The model also allows us to test within-person change in depressive symptoms in late widowhood by including time-varying covariates. In the wave immediately following widowhood, depressive symptoms increase by 0.66 on average. However, these symptoms diminish as the duration of widowhood increases. Overall, the trajectories depicted in Figure 3 clearly reflect that the continuously married are advantaged across the board. At the other extreme is the early-widowhood group, with high levels of depressive symptoms at baseline that diminish only slightly over time. The late-widowhood group starts slightly above the continuously married, shows an abrupt increase in depressive symptoms following widowhood, but seems to regain its baseline level of psychological well-being within several years, well below that of the early-widowhood group. In addition, we tested whether the effects of widowhood on depression (both abrupt and long term) vary by gender (H2), but these were not significant (results not shown).

Discussion

Gender differences in depression following widowhood have long been debated in the literature, with some studies showing more adverse effects for men and others for women. Motivated by a life course perspective, we set out to examine whether these seemingly inconsistent results can be attributed to gender differences in the timing and duration of widowhood, rather than differences in the response to widowhood. We identify two competing mechanisms of selection into and out of widowhood that might explain previous discordant results. First, a duration effect, whereby men are selected out of widowhood through remarriage and mortality, leaving a higher proportion of newly widowed (and less adjusted) men in the sample. Because bereavement effects diminish over time but men spend less time widowed compared with women, a cross-section will overstate the widowhood effect for men. The second selection mechanism is a timing effect, whereby women are selected into early widowhood, which is then associated with worse psychological well-being compared with late widowhood. Failing to account for widowhood timing is likely to bias results from samples with a wide age range by confounding early and late widowhood. Such samples will overstate widowhood effects for women by including a greater share of early widows.
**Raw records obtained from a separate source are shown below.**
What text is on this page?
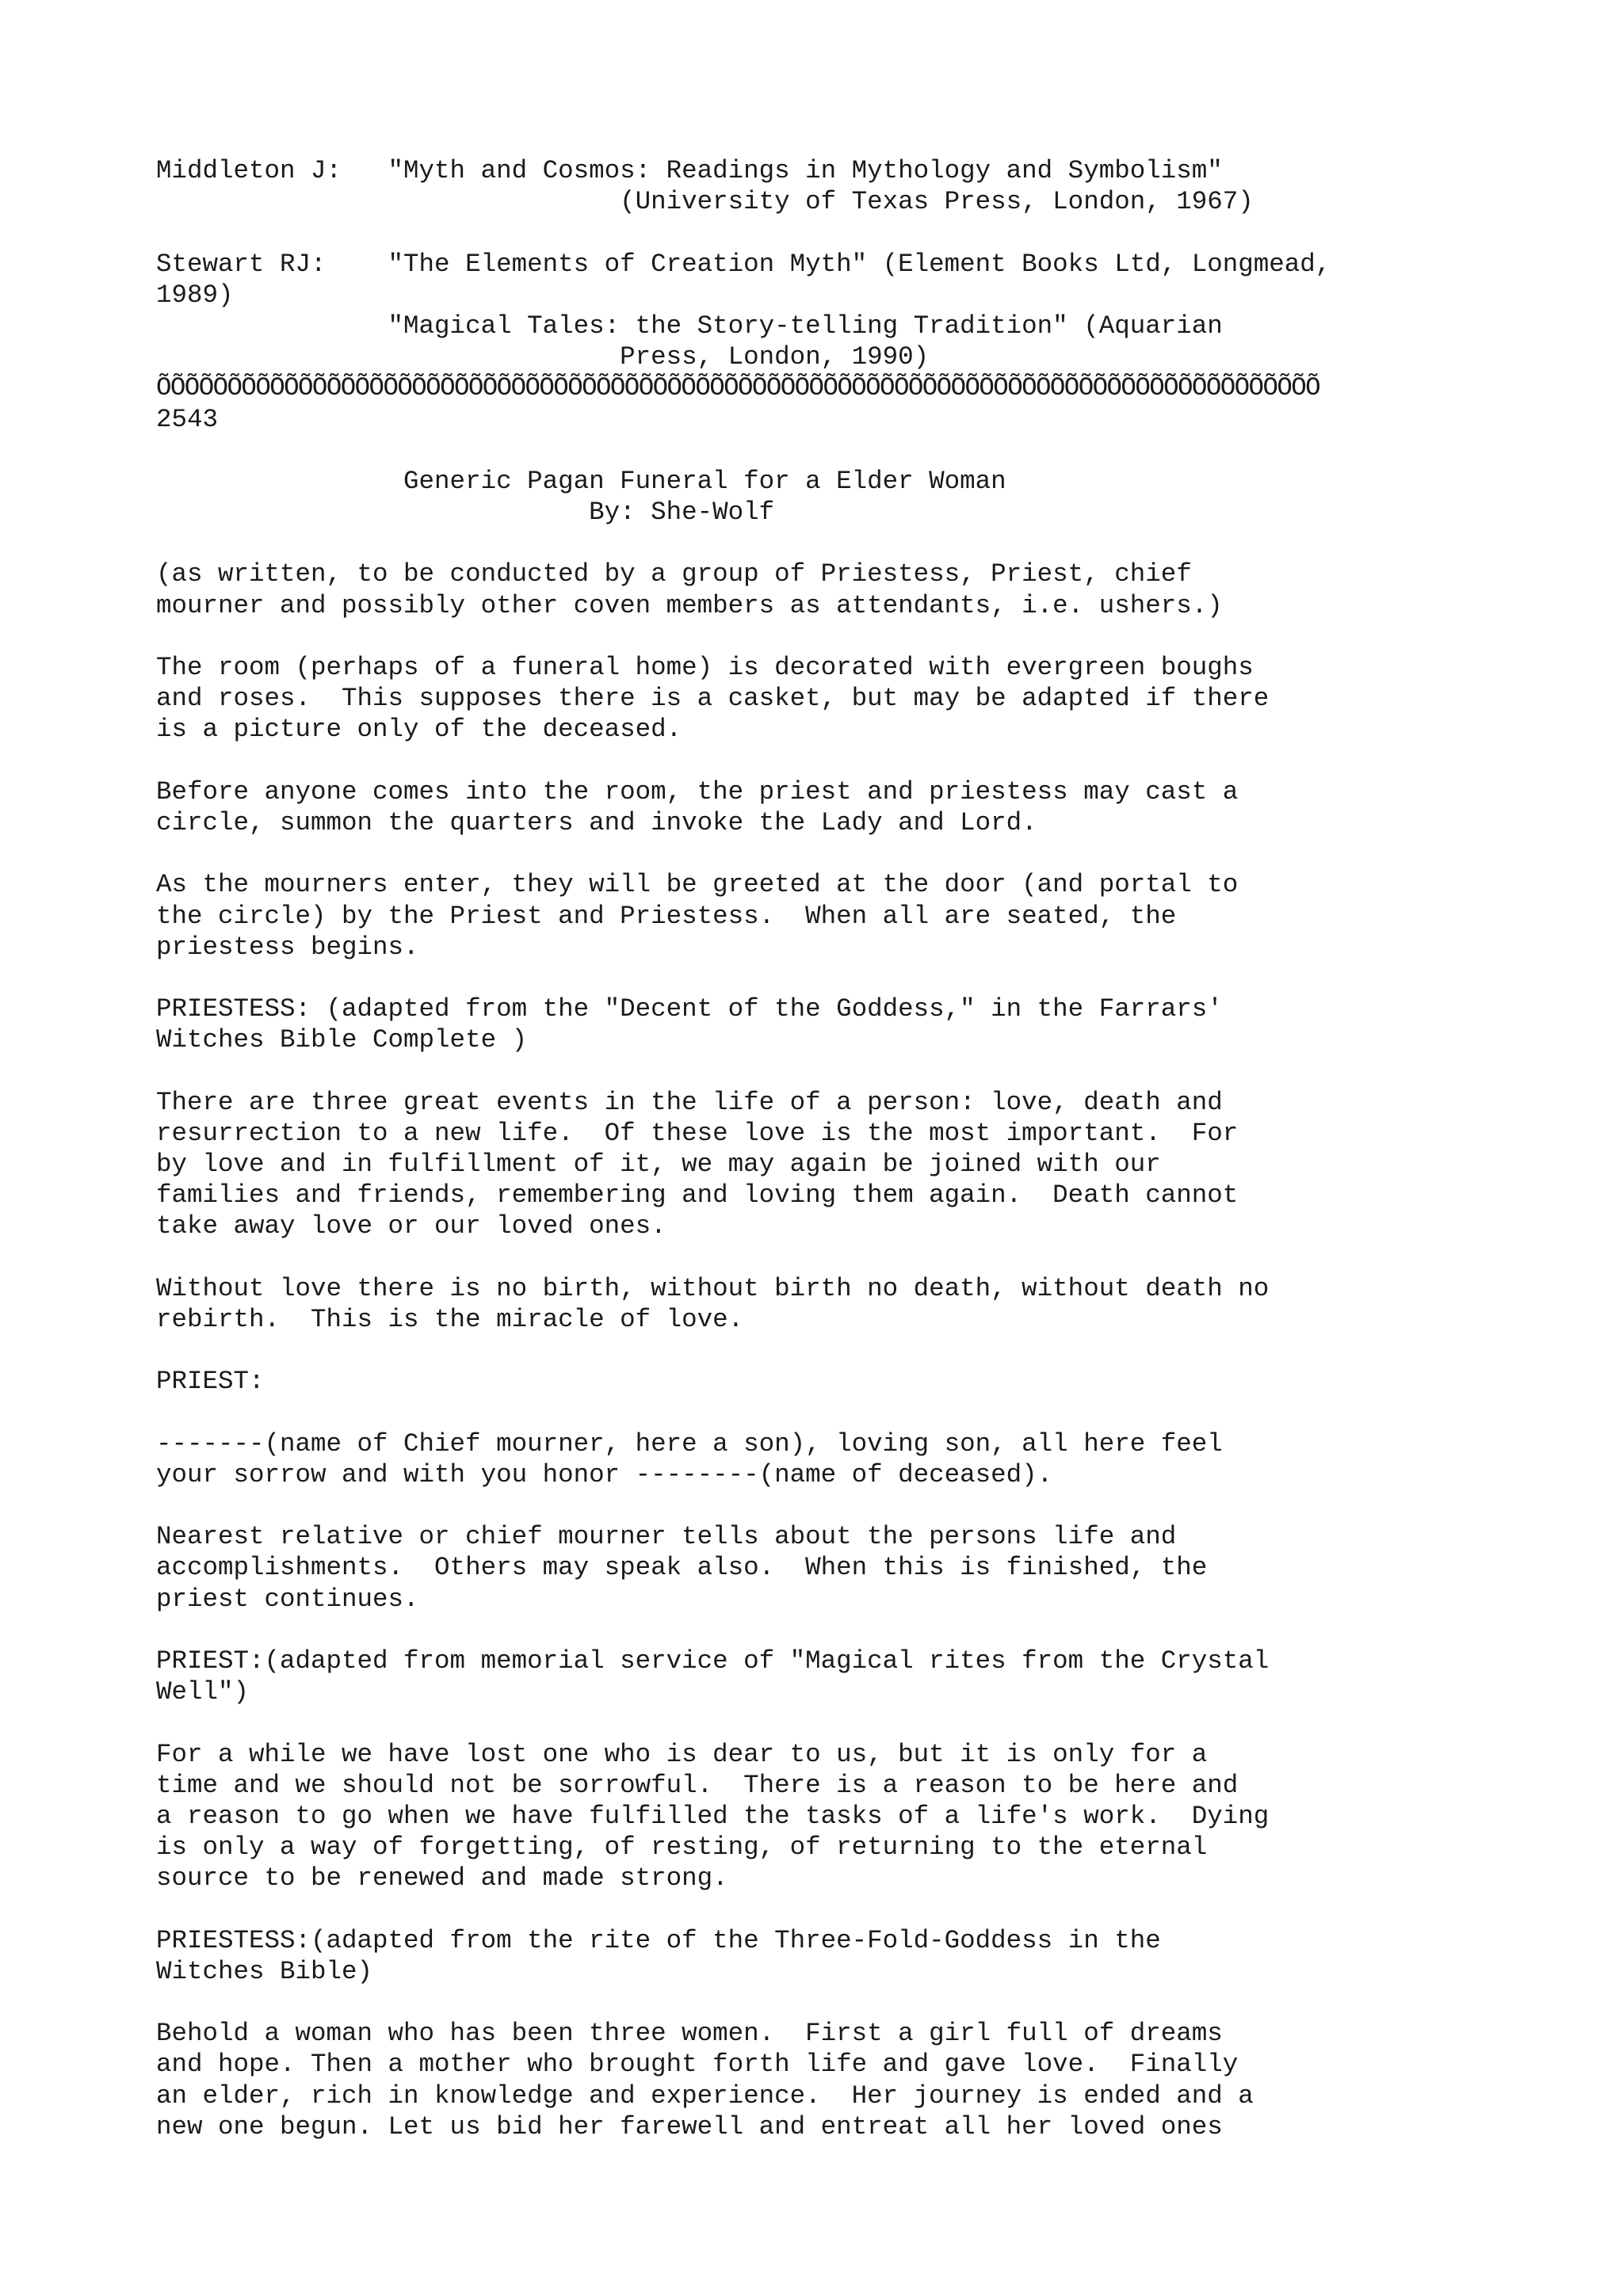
Middleton J:   "Myth and Cosmos: Readings in Mythology and Symbolism"
(University of Texas Press, London, 1967)
Stewart RJ:    "The Elements of Creation Myth" (Element Books Ltd, Longmead,
1989)
"Magical Tales: the Story-telling Tradition" (Aquarian
Press, London, 1990)
ÕÕÕÕÕÕÕÕÕÕÕÕÕÕÕÕÕÕÕÕÕÕÕÕÕÕÕÕÕÕÕÕÕÕÕÕÕÕÕÕÕÕÕÕÕÕÕÕÕÕÕÕÕÕÕÕÕÕÕÕÕÕÕÕÕÕÕÕÕÕÕÕÕÕÕÕÕÕÕÕÕÕ
2543
Generic Pagan Funeral for a Elder Woman
By: She-Wolf
(as written, to be conducted by a group of Priestess, Priest, chief
mourner and possibly other coven members as attendants, i.e. ushers.)
The room (perhaps of a funeral home) is decorated with evergreen boughs
and roses.  This supposes there is a casket, but may be adapted if there
is a picture only of the deceased.
Before anyone comes into the room, the priest and priestess may cast a
circle, summon the quarters and invoke the Lady and Lord.
As the mourners enter, they will be greeted at the door (and portal to
the circle) by the Priest and Priestess.  When all are seated, the
priestess begins.
PRIESTESS: (adapted from the "Decent of the Goddess," in the Farrars'
Witches Bible Complete )
There are three great events in the life of a person: love, death and
resurrection to a new life.  Of these love is the most important.  For
by love and in fulfillment of it, we may again be joined with our
families and friends, remembering and loving them again.  Death cannot
take away love or our loved ones.
Without love there is no birth, without birth no death, without death no
rebirth.  This is the miracle of love.
PRIEST:
-------(name of Chief mourner, here a son), loving son, all here feel
your sorrow and with you honor --------(name of deceased).
Nearest relative or chief mourner tells about the persons life and
accomplishments.  Others may speak also.  When this is finished, the
priest continues.
PRIEST:(adapted from memorial service of "Magical rites from the Crystal
Well")
For a while we have lost one who is dear to us, but it is only for a
time and we should not be sorrowful.  There is a reason to be here and
a reason to go when we have fulfilled the tasks of a life's work.  Dying
is only a way of forgetting, of resting, of returning to the eternal
source to be renewed and made strong.
PRIESTESS:(adapted from the rite of the Three-Fold-Goddess in the
Witches Bible)
Behold a woman who has been three women.  First a girl full of dreams
and hope. Then a mother who brought forth life and gave love.  Finally
an elder, rich in knowledge and experience.  Her journey is ended and a
new one begun. Let us bid her farewell and entreat all her loved ones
Using prospective panel data of older adults in the United States, followed for 14 years, our findings provide evidence for both types of selection effects: women are significantly more likely to be selected into early widowhood (and to a lesser degree, into late widowhood) and men are more likely to remarry following widowhood. Late widowers in the HRS cohort were also more likely than widows to die during the follow-up period, but there were no gender differences in mortality following early widowhood, as well as no differences in sample attrition.

Next, we set out to document detailed short- and long-term trajectories of depressive symptoms following widowhood. Whereas previous studies have been limited to small subsamples of widowed respondents, measured at two points in time (e.g., Chou & Chi, 2000; Lee & DeMaris, 2007), the present study spans eight waves of data, with a total of 929 respondents observed transitioning into widowhood over a 14-year period. The rich panel data allowed us to examine detailed person-specific trajectories of depressive symptoms surrounding the transition into widowhood and to compare these trajectories with those of two counterfactuals: the early and continuously widowed and the continuously married.

We found no gender difference in depressive symptoms among the widowed in short- or long-term trajectories, net of widowhood duration and prewidowhood levels of depressive symptoms. In the short term, widowhood is associated with an increase in depressive symptoms that diminish over time—for both men and women. We further find that psychological adjustment is delayed when the deceased spouse’s health status prior to death is better. We interpret this finding as suggestive of an anticipatory death effect, in accordance with previous studies on grief (Carr, 2012).

Consistent with previous studies (Hughes & Waite, 2009), our findings show that in the long term those who remain continuously married through late midlife are the most advantaged in terms of psychological well-being. By contrast, those who are widowed early and remain widowed exhibit the worst outcomes: they start with significantly higher levels of depressive symptoms that diminish only slightly over time. Interestingly, even at baseline (i.e., prewidowhood), individuals who later become widowed score higher on depressive symptoms compared with the continuously married. Prewidowhood differences between these groups may indicate the burden of dealing with a spouse’s illness or a caregiving effect that takes place prior to widowhood.

Whereas depressive symptoms seem to diminish over time for the late-widowhood group, they remain high steadily for the early-widowhood group. This finding suggests that early and long-term widowhood has lasting implications for psychological well-being, spanning decades after spousal loss. This study is unable to ascertain which determinants underlie the marked differences between early and late widowhood. However, considering our other findings, we speculate that it may have to do, at least in part, with the effect of unanticipated loss.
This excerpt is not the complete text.